Mahkemece; yapılan yargılama, toplanan deliller ve tüm dosya kapsamına göre; davacı tarafından düzenlenen faturaların davacı kayıtlarında bulunduğu ve davalı ticari defterleri ile doğrulandığı, davacının teslim ettiği mallara ilişkin satım bedeli alacağının tahsili talebinin haklı olduğu gerekçesiyle, davanın kısmen kabulüne, İstanbul Anadolu 10. İcra Dairesi’nin 2019/14361 sayılı takibe yapılan itirazın kısmen iptali ile davalı borçlu hakkındaki icra takibinin 22.982,23 Euro (fiili ödeme tarihindeki TL karşılığı) asıl alacak ve hükmolunacak davacı alacağı için 3095 sayılı kanunun 4/a maddesi gereğince hesaplanan 24.31 Euro (fiili ödeme tarihindeki TL karşılığı) işlemiş faiz üzerinden devamına ve dava konusu alacak likit alacak(bilinebilir) olduğundan kabul edilen asıl alacağın %20’si oranında 4.596,464 Euro (fiili ödeme tarihindeki TL karşılığı) icra inkar tazminatının davalıdan alınarak davacıya verilmesine karar verilmiştir.

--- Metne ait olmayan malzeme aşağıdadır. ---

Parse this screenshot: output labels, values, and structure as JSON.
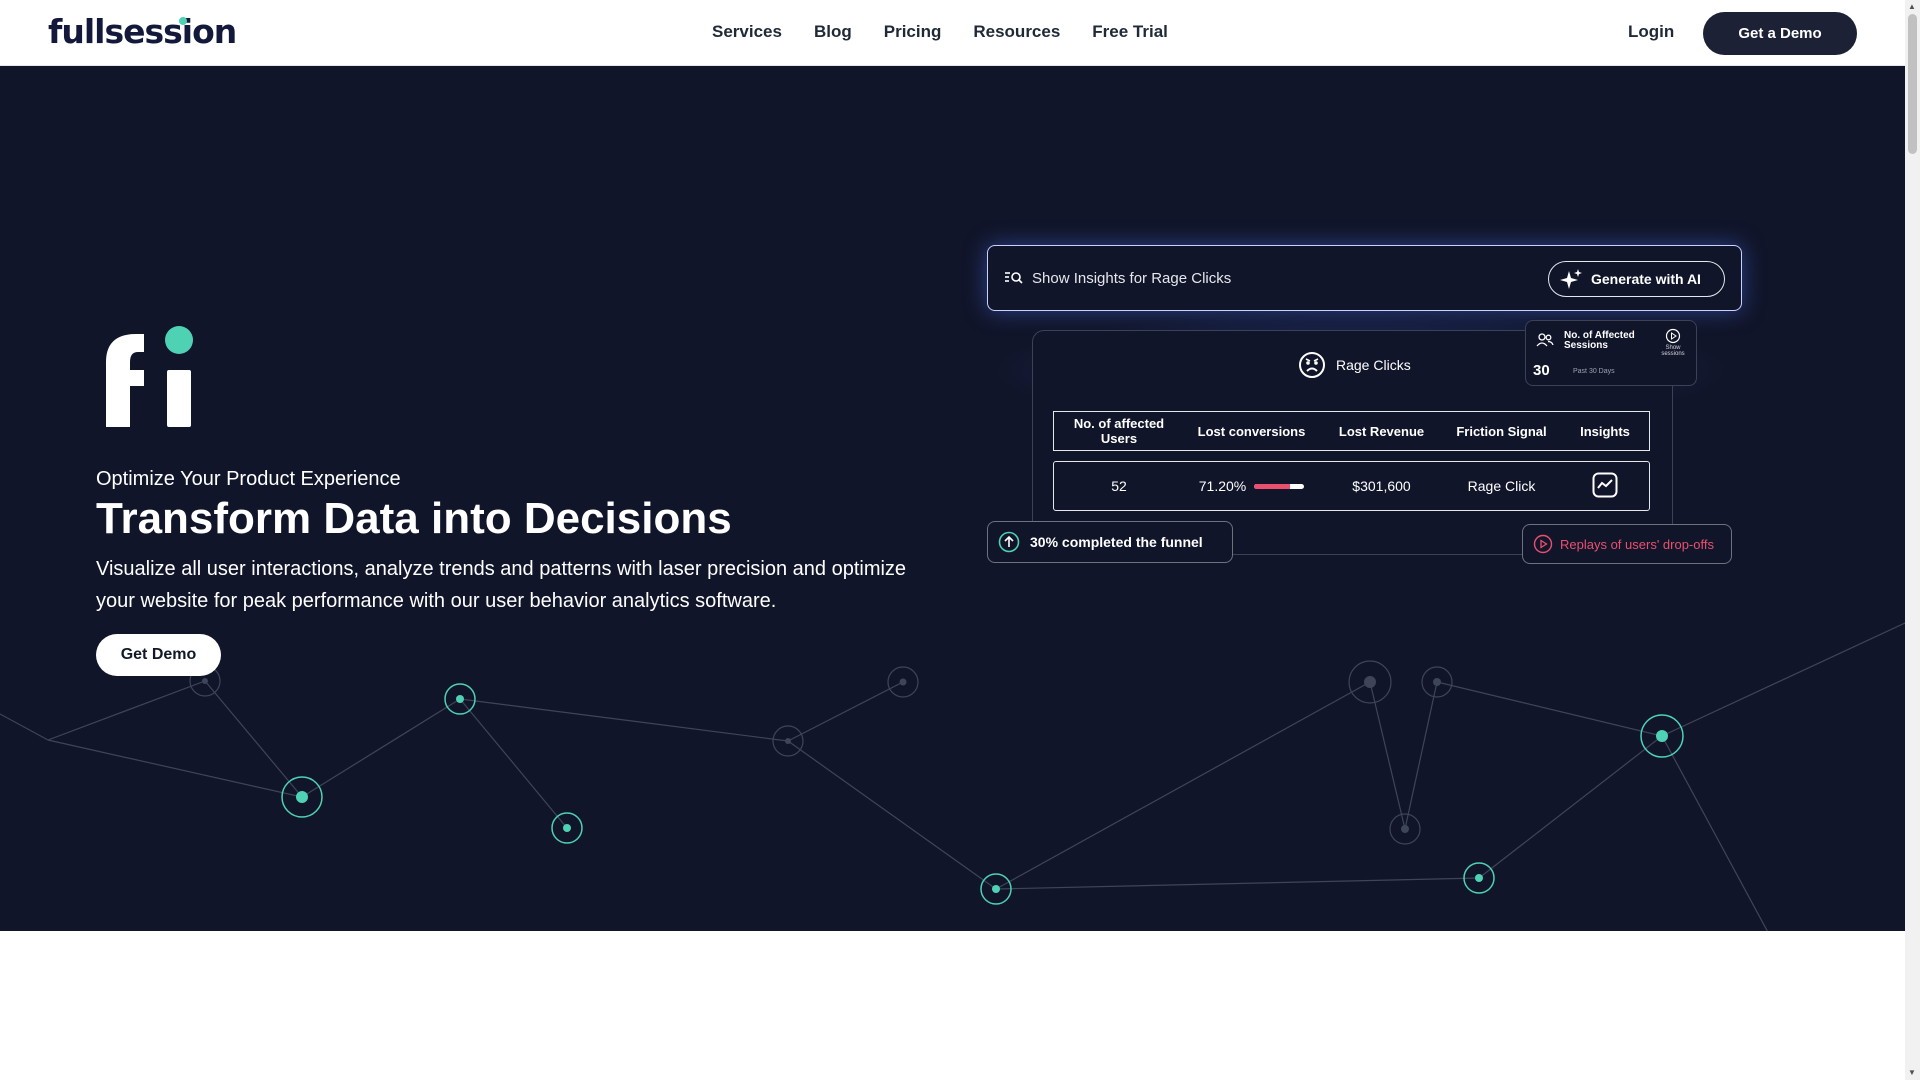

Davalı vekili istinaf başvurusunda; mahkeme kararının usul ve yasaya aykırı olduğunu, mahkemece müvekkilinin gösterdiği delillerin celp edilmediğini, müvekkiline dava dilekçesi haricinde sadece tensip zaptının gönderildiğini, ancak dava dilekçesinde bahsedilen hiç bir delilin gönderilmediğini ve müvekkilinin usuli dinlenilme hakkının ihlal edildiğini, müvekkilinin “ayıp” iddiasının yeterince incelenmediğini, gerek bilirkişi raporuna yansıyan ve gerekse İstanbul Anadolu 19. İcra Müdürlüğü’nün 2019/25018 sayılı icra dosyasına yansıyan delillerin mahkemece değerlendirilmediğini, müvekkilinin davaya konu ürünlerin zamanında ve tam olarak teslimini bir türlü yapmayan davacı şirkete karşı Kartal 2.Noterliğinden 28.02.2019 tarih ve 3238 yevmiye sayılı ihtarnamesini keşide ettiğini ve davacı tarafa ek bir süre vererek siparişlerin teslimini talep ettiğini, işbu ihtara rağmen davacı şirket ürünleri teslim etmediğini ve temerrüde düştüğünü, bu hususun mahkemece gözden kaçırıldığını, dava konusu ürünlerin davacı şirketten, ihracat edilmek üzere imal ettirildiğinden ayıp, hata, kusur incelemesinin de ancak bu ihracatın gerçekleşmesinden sonra yapılmasının mümkün olup, bu tarihten sonra müvekkili şirketin 07/08/2019 tarihli ve 17.700,00 TL tutarlı, 07/08/2019 tarihli ve 31.532,95 TL tutarlı, 07/08/2019 tarihli ve 88.900,60 TL tutarlı, 07/08/2019 tarihli ve 5.041,66 TL tutarlı faturalar ile ayıp/ kusur incelemesi sonunda uğranılan zararı tespit ettirildiğini, dolayısıyla müvekkili şirketin, ürünlerin kendisine tesliminden sonra gizli ayıplı olan bu ürünlerin ayıp tespitini zamanında yaptığını ve davacı şirkete İstanbul Anadolu 19. İcra Müdürlüğü’nün 2019/25018 sayılı icra dosyasıyla bildirildiğini, dosya içerisinde yer alan bir kısım mail yazışmalarının ayıp olgusunu desteklediğini ve davacının kötü niyetli davranışına delil olduğunu, müvekkilinin İstanbul Anadolu 19. İcra Müdürlüğü’nün 2019/25018 sayılı icra dosyası ile ayıp nedeniyle alacaklı olduğunu, mahkemece %20 icra inkar tazminatına hükmedilmesinin de hatalı olduğunu, ilk derece mahkemesince hükmedilen faiz oranı ve miktarının, mahsup iddialarının dinlenmemesinin ve hükmedilen masraf ve avukatlık ücretinin de hatalı olduğunu belirterek, mahkeme kararının kaldırılarak, davanın reddine karar verilmesini talep etmiştir.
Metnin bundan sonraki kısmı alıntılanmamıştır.